- Full name: Olivia Yli-Juuti
- Born: 24 May 2001 (age 25) Helsinki, Finland

Gymnastics career
- Discipline: Aesthetic group gymnastics
- Country represented: Finland (2015-2021)
- Club: Tampereen Sisu
- Gym: Ikuri Sports hall, Tampere
- Head coaches: Titta Heikkilä, Teija Kukkala
- Former coach: Anneli Laine-Näätänen
- Choreographer: Antton Laine
- Medal record
World Championships
| Bronze medal – third place | 2019 Cartagena | Senior Final |
European Championships
| Silver medal – second place | 2021 Moscow | Senior Final |

= Olivia Yli-Juuti =

Finnish aesthetic group gymnast

Olivia Yli-Juuti (born 24 May 2001) is a Finnish aesthetic group gymnast. She is a five-time (2015 - 2019) Finnish National champion in Aesthetic group gymnastics competing with Team Minetit. She is the 2021 European silver and the 2019 World bronze medalist in aesthetic group gymnastics.

==Career==
She started competing in aesthetic group gymnastics in club Tapanilan Erä with team Alexa. They won gold medals at the 2013 and 2014 Finnish National Championship in category 12-14 years.

In 2015, she joined junior team Elite in cooperation of club Tapanilan Erä and Sport Club Vantaa. She attended her fist Challenge Cup, where they finished 4th in Junior category, only 0,45 points away from podium. They won bronze medal at Finnish National Championship in junior category the same year. Later, they competed at the 2015 Junior World Championships in Tórshavn, Faroe Islands. Team ended on 7th place in Preliminaries and did not advance into the finals due to 2 teams per country rule.

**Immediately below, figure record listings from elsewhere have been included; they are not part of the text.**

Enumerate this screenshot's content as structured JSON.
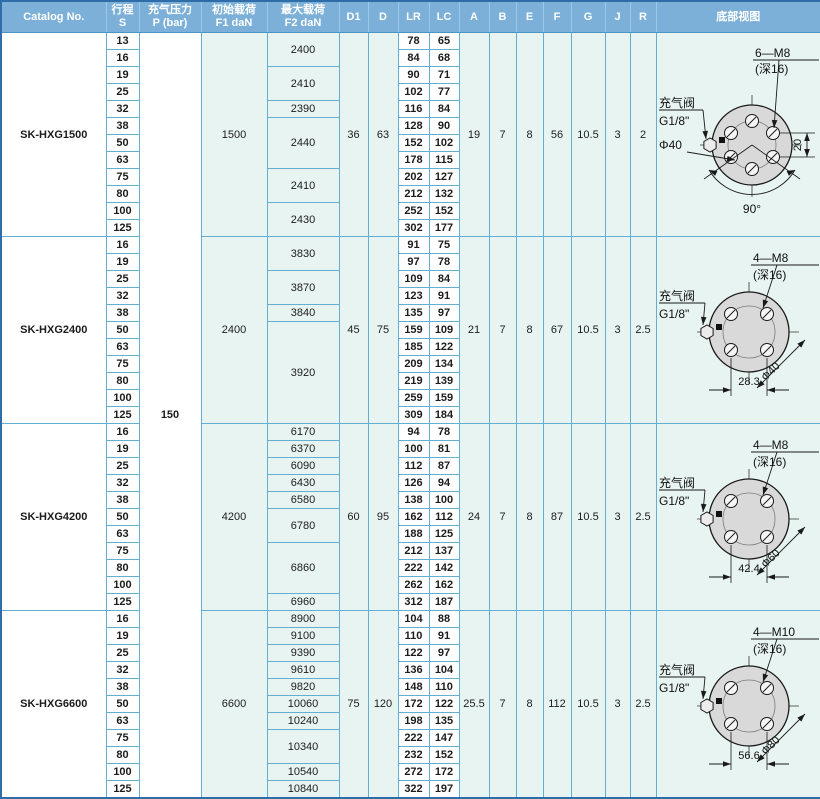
{
  "header": {
    "columns": [
      {
        "key": "catalog",
        "lines": [
          "Catalog No."
        ]
      },
      {
        "key": "stroke",
        "lines": [
          "行程",
          "S"
        ]
      },
      {
        "key": "pressure",
        "lines": [
          "充气压力",
          "P (bar)"
        ]
      },
      {
        "key": "f1",
        "lines": [
          "初始载荷",
          "F1 daN"
        ]
      },
      {
        "key": "f2",
        "lines": [
          "最大载荷",
          "F2 daN"
        ]
      },
      {
        "key": "d1",
        "lines": [
          "D1"
        ]
      },
      {
        "key": "d",
        "lines": [
          "D"
        ]
      },
      {
        "key": "lr",
        "lines": [
          "LR"
        ]
      },
      {
        "key": "lc",
        "lines": [
          "LC"
        ]
      },
      {
        "key": "a",
        "lines": [
          "A"
        ]
      },
      {
        "key": "b",
        "lines": [
          "B"
        ]
      },
      {
        "key": "e",
        "lines": [
          "E"
        ]
      },
      {
        "key": "f",
        "lines": [
          "F"
        ]
      },
      {
        "key": "g",
        "lines": [
          "G"
        ]
      },
      {
        "key": "j",
        "lines": [
          "J"
        ]
      },
      {
        "key": "r",
        "lines": [
          "R"
        ]
      },
      {
        "key": "bottom_view",
        "lines": [
          "底部视图"
        ]
      }
    ]
  },
  "pressure": {
    "value": "150"
  },
  "colors": {
    "header_bg": "#7cb0d8",
    "grid_line": "#63aed3",
    "body_bg": "#e8f4f1",
    "outer_border": "#2f6da8",
    "section_border": "#4c96c4",
    "diagram_fill": "#d9d9d9"
  },
  "sections": [
    {
      "catalog": "SK-HXG1500",
      "f1": "1500",
      "d1": "36",
      "d": "63",
      "a": "19",
      "b": "7",
      "e": "8",
      "f": "56",
      "g": "10.5",
      "j": "3",
      "r": "2",
      "rows": [
        {
          "s": "13",
          "lr": "78",
          "lc": "65"
        },
        {
          "s": "16",
          "lr": "84",
          "lc": "68"
        },
        {
          "s": "19",
          "lr": "90",
          "lc": "71"
        },
        {
          "s": "25",
          "lr": "102",
          "lc": "77"
        },
        {
          "s": "32",
          "lr": "116",
          "lc": "84"
        },
        {
          "s": "38",
          "lr": "128",
          "lc": "90"
        },
        {
          "s": "50",
          "lr": "152",
          "lc": "102"
        },
        {
          "s": "63",
          "lr": "178",
          "lc": "115"
        },
        {
          "s": "75",
          "lr": "202",
          "lc": "127"
        },
        {
          "s": "80",
          "lr": "212",
          "lc": "132"
        },
        {
          "s": "100",
          "lr": "252",
          "lc": "152"
        },
        {
          "s": "125",
          "lr": "302",
          "lc": "177"
        }
      ],
      "f2_groups": [
        {
          "value": "2400",
          "span": 2
        },
        {
          "value": "2410",
          "span": 2
        },
        {
          "value": "2390",
          "span": 1
        },
        {
          "value": "2440",
          "span": 3
        },
        {
          "value": "2410",
          "span": 2
        },
        {
          "value": "2430",
          "span": 2
        }
      ],
      "diagram": {
        "holes": 6,
        "valve_label": "充气阀",
        "thread": "G1/8\"",
        "bolt_label": "6—M8",
        "depth_label": "(深16)",
        "dia_label": "Φ40",
        "dim_label": "20",
        "angle_label": "90°"
      }
    },
    {
      "catalog": "SK-HXG2400",
      "f1": "2400",
      "d1": "45",
      "d": "75",
      "a": "21",
      "b": "7",
      "e": "8",
      "f": "67",
      "g": "10.5",
      "j": "3",
      "r": "2.5",
      "rows": [
        {
          "s": "16",
          "lr": "91",
          "lc": "75"
        },
        {
          "s": "19",
          "lr": "97",
          "lc": "78"
        },
        {
          "s": "25",
          "lr": "109",
          "lc": "84"
        },
        {
          "s": "32",
          "lr": "123",
          "lc": "91"
        },
        {
          "s": "38",
          "lr": "135",
          "lc": "97"
        },
        {
          "s": "50",
          "lr": "159",
          "lc": "109"
        },
        {
          "s": "63",
          "lr": "185",
          "lc": "122"
        },
        {
          "s": "75",
          "lr": "209",
          "lc": "134"
        },
        {
          "s": "80",
          "lr": "219",
          "lc": "139"
        },
        {
          "s": "100",
          "lr": "259",
          "lc": "159"
        },
        {
          "s": "125",
          "lr": "309",
          "lc": "184"
        }
      ],
      "f2_groups": [
        {
          "value": "3830",
          "span": 2
        },
        {
          "value": "3870",
          "span": 2
        },
        {
          "value": "3840",
          "span": 1
        },
        {
          "value": "3920",
          "span": 6
        }
      ],
      "diagram": {
        "holes": 4,
        "valve_label": "充气阀",
        "thread": "G1/8\"",
        "bolt_label": "4—M8",
        "depth_label": "(深16)",
        "dia_label": "Φ40",
        "dim_label": "28.3"
      }
    },
    {
      "catalog": "SK-HXG4200",
      "f1": "4200",
      "d1": "60",
      "d": "95",
      "a": "24",
      "b": "7",
      "e": "8",
      "f": "87",
      "g": "10.5",
      "j": "3",
      "r": "2.5",
      "rows": [
        {
          "s": "16",
          "lr": "94",
          "lc": "78"
        },
        {
          "s": "19",
          "lr": "100",
          "lc": "81"
        },
        {
          "s": "25",
          "lr": "112",
          "lc": "87"
        },
        {
          "s": "32",
          "lr": "126",
          "lc": "94"
        },
        {
          "s": "38",
          "lr": "138",
          "lc": "100"
        },
        {
          "s": "50",
          "lr": "162",
          "lc": "112"
        },
        {
          "s": "63",
          "lr": "188",
          "lc": "125"
        },
        {
          "s": "75",
          "lr": "212",
          "lc": "137"
        },
        {
          "s": "80",
          "lr": "222",
          "lc": "142"
        },
        {
          "s": "100",
          "lr": "262",
          "lc": "162"
        },
        {
          "s": "125",
          "lr": "312",
          "lc": "187"
        }
      ],
      "f2_groups": [
        {
          "value": "6170",
          "span": 1
        },
        {
          "value": "6370",
          "span": 1
        },
        {
          "value": "6090",
          "span": 1
        },
        {
          "value": "6430",
          "span": 1
        },
        {
          "value": "6580",
          "span": 1
        },
        {
          "value": "6780",
          "span": 2
        },
        {
          "value": "6860",
          "span": 3
        },
        {
          "value": "6960",
          "span": 1
        }
      ],
      "diagram": {
        "holes": 4,
        "valve_label": "充气阀",
        "thread": "G1/8\"",
        "bolt_label": "4—M8",
        "depth_label": "(深16)",
        "dia_label": "Φ60",
        "dim_label": "42.4"
      }
    },
    {
      "catalog": "SK-HXG6600",
      "f1": "6600",
      "d1": "75",
      "d": "120",
      "a": "25.5",
      "b": "7",
      "e": "8",
      "f": "112",
      "g": "10.5",
      "j": "3",
      "r": "2.5",
      "rows": [
        {
          "s": "16",
          "lr": "104",
          "lc": "88"
        },
        {
          "s": "19",
          "lr": "110",
          "lc": "91"
        },
        {
          "s": "25",
          "lr": "122",
          "lc": "97"
        },
        {
          "s": "32",
          "lr": "136",
          "lc": "104"
        },
        {
          "s": "38",
          "lr": "148",
          "lc": "110"
        },
        {
          "s": "50",
          "lr": "172",
          "lc": "122"
        },
        {
          "s": "63",
          "lr": "198",
          "lc": "135"
        },
        {
          "s": "75",
          "lr": "222",
          "lc": "147"
        },
        {
          "s": "80",
          "lr": "232",
          "lc": "152"
        },
        {
          "s": "100",
          "lr": "272",
          "lc": "172"
        },
        {
          "s": "125",
          "lr": "322",
          "lc": "197"
        }
      ],
      "f2_groups": [
        {
          "value": "8900",
          "span": 1
        },
        {
          "value": "9100",
          "span": 1
        },
        {
          "value": "9390",
          "span": 1
        },
        {
          "value": "9610",
          "span": 1
        },
        {
          "value": "9820",
          "span": 1
        },
        {
          "value": "10060",
          "span": 1
        },
        {
          "value": "10240",
          "span": 1
        },
        {
          "value": "10340",
          "span": 2
        },
        {
          "value": "10540",
          "span": 1
        },
        {
          "value": "10840",
          "span": 1
        }
      ],
      "diagram": {
        "holes": 4,
        "valve_label": "充气阀",
        "thread": "G1/8\"",
        "bolt_label": "4—M10",
        "depth_label": "(深16)",
        "dia_label": "Φ80",
        "dim_label": "56.6"
      }
    }
  ]
}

In 2016, they competed at three Challenge Cup events: in Estonia, Bulgaria and Spain. They won bronze medal again at Finnish National Championship in junior category and qualified to the 2016 Junior World Championships in Brno, Czech Republic. The team fall apart in autumn that year, that is why she joined senior team Gloria from club Pakilan Voimistelijat. She made her World Cup debut at the 2017 World Cup II in Padua, Italy. They took 9th place in Qualifications with score of 16.850.

==Personal life==
Olivia is now living in Tampere and coaching Minetit Pre-junior team from Tampeeren Sisu.